More than Just a Hedge

Hedging is something we get asked about on a very regular basis, specifically, what hedge will give privacy but doesn’t need much maintenance and won’t cost a fortune. These things are actually contradictory because if a hedge gives you the best privacy at the least cost, then it is fast growing, so will need more trimming to keep it at the required height.

The cheapest evergreen option is usually Common Laurel, as it grows fast and provides great privacy. However, the cons are that it can grow very wide, taking up space in the garden and it will need cutting twice annually to keep it in shape. Portuguese Laurel is easier to maintain but doesn’t grow as fast, so tends to be more expensive.


Beech hedging is a popular choice as it is the least expensive of the household hedges, is very slow growing and semi-deciduous. It will lose most of its leaves in the first year but will then retain a good percentage of its copper leaves through subsequent Autumn / Winters.

Hedging comes in such a wide variety of sizes these days from the smaller 2-3 feet options (smaller again for things like box hedging which regularly comes in sizes as small as 8-10 inches) right through to some amazing plants for screening, privacy and instant maturity at 8-10 feet tall.

These more mature sizes of hedging are where we have really made our name and become specialists in. We always hold a range of hedging up to 8 feet tall and usually have several options bigger than that again, providing instant cover, privacy and screening when you need it.

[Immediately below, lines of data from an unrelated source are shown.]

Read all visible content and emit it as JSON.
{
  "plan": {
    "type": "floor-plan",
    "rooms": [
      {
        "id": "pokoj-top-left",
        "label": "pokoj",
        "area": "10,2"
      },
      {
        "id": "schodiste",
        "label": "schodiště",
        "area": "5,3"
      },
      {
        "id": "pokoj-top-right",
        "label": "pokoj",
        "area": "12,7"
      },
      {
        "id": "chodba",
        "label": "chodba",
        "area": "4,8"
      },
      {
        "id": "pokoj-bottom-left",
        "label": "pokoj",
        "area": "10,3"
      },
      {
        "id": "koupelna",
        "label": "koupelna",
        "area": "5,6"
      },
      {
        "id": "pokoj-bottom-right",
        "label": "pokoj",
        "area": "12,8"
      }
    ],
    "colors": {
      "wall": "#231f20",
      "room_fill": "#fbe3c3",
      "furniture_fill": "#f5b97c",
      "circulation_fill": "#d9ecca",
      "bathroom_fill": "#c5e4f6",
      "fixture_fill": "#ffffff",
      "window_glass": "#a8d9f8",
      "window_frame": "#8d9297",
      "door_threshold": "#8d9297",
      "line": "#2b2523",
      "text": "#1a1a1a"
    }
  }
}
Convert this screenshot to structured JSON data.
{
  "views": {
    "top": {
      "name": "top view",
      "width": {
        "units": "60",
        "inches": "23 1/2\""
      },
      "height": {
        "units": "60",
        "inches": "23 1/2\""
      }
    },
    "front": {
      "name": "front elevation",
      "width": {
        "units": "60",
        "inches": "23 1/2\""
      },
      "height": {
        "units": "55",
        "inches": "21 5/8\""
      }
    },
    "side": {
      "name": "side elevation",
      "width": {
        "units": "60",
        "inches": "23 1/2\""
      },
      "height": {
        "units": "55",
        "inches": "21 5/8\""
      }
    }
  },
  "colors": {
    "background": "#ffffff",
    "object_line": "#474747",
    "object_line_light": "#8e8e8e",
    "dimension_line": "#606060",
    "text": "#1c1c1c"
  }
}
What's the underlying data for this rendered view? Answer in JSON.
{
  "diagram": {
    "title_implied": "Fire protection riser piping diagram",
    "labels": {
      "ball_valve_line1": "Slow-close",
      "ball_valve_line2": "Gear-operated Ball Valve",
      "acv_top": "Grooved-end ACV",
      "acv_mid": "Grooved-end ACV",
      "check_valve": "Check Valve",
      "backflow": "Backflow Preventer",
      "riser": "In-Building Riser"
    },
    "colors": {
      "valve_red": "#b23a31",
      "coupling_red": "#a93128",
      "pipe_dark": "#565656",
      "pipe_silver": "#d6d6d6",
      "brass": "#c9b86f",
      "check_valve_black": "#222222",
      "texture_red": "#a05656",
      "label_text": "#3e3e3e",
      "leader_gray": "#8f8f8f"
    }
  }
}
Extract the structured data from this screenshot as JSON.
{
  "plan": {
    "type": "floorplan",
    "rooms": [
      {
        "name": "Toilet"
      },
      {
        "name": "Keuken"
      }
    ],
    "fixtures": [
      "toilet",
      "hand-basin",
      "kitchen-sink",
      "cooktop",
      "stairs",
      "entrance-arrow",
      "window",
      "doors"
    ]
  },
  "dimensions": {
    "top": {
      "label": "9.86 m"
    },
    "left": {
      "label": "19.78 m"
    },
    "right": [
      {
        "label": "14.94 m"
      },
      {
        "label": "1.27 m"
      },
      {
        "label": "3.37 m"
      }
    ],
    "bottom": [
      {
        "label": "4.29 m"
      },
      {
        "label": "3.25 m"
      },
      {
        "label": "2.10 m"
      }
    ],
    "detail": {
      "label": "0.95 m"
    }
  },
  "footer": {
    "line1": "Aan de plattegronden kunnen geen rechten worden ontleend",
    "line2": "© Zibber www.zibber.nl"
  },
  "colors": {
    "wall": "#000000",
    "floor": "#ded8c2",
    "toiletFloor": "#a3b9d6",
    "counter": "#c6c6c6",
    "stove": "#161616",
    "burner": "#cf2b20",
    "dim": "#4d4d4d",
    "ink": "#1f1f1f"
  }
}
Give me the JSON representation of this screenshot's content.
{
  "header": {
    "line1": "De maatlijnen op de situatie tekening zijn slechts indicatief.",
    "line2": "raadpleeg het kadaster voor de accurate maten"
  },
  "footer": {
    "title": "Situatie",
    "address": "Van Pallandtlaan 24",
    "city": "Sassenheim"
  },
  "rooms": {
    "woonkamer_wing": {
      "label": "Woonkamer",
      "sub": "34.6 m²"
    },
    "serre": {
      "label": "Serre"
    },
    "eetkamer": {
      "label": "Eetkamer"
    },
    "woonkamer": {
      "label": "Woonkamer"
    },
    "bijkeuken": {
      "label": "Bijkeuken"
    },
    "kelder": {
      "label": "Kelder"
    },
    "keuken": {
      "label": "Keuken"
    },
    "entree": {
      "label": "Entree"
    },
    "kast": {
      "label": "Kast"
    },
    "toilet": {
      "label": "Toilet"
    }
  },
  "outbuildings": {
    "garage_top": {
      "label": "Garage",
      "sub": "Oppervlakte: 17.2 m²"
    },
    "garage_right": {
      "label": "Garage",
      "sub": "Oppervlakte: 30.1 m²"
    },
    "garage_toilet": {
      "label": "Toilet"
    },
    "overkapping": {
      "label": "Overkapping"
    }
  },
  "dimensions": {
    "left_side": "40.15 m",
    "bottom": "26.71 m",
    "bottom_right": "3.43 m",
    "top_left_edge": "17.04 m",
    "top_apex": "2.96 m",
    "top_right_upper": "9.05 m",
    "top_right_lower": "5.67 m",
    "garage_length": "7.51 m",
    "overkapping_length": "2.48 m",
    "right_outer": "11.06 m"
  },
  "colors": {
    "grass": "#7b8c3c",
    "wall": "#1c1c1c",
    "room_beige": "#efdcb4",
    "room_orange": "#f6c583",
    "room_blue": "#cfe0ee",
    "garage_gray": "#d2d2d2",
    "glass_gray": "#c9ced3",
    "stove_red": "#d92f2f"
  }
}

Mature hedging can create a strong framework for the garden, so that it looks good in midwinter and provides an attractive background to carry the colours of your spring and summer garden. As well as providing structure to the garden, and creating a more attractive boundary than a brick wall, hedging provides a sanctuary for wildlife and particularly nesting birds.

Planting a mature instant hedge has numerous benefits, not least the fact that we have taken the time to grow the hedge, so you don’t have to. As well as providing privacy and screening, it will create shelter on your site, reducing wind strength better than a solid barrier and lowering noise levels from roads or neighbours.

A prickly hedge is a great intruder deterrent, increasing security on your property. Pyracantha, Holly and Berberis are great specimens for this. Deciduous hedging encourages beauty and interest from seasonal changes and scented hedging, like Evergreen Jasmine adds another element to the garden that will compliment other plants.

Cotoneaster and Blackthorn hedging is particularly attractive for wildlife, as they provide food and shelter for a wide variety of native insects, birds and mammals. A mature hedge is far more economical in the long term than fencing and brick work, it will provide greater weather resistance over time and is more durable as hedges can last for hundreds of years.

Regardless of the type of hedge you decide to go for, it is important to keep a careful maintenance routine in mind. While soil should be kept adequately wet from Spring to Autumn, watering during winter is not usually required unless the hedge is evergreen and there have been long periods with little or no rainfall.

At this time of year, feeding your hedge is not necessary, save the fertiliser until after Saint Patrick’s Day when it will get the best benefits from the feed. The best time of year to prune a hedge depends on the type of plant. If the plant buds in the early spring, it can be trimmed late summer. If it blooms in late spring, then later in the autumn or winter will be better. For non-flowering hedges, pruning can take place in the autumn.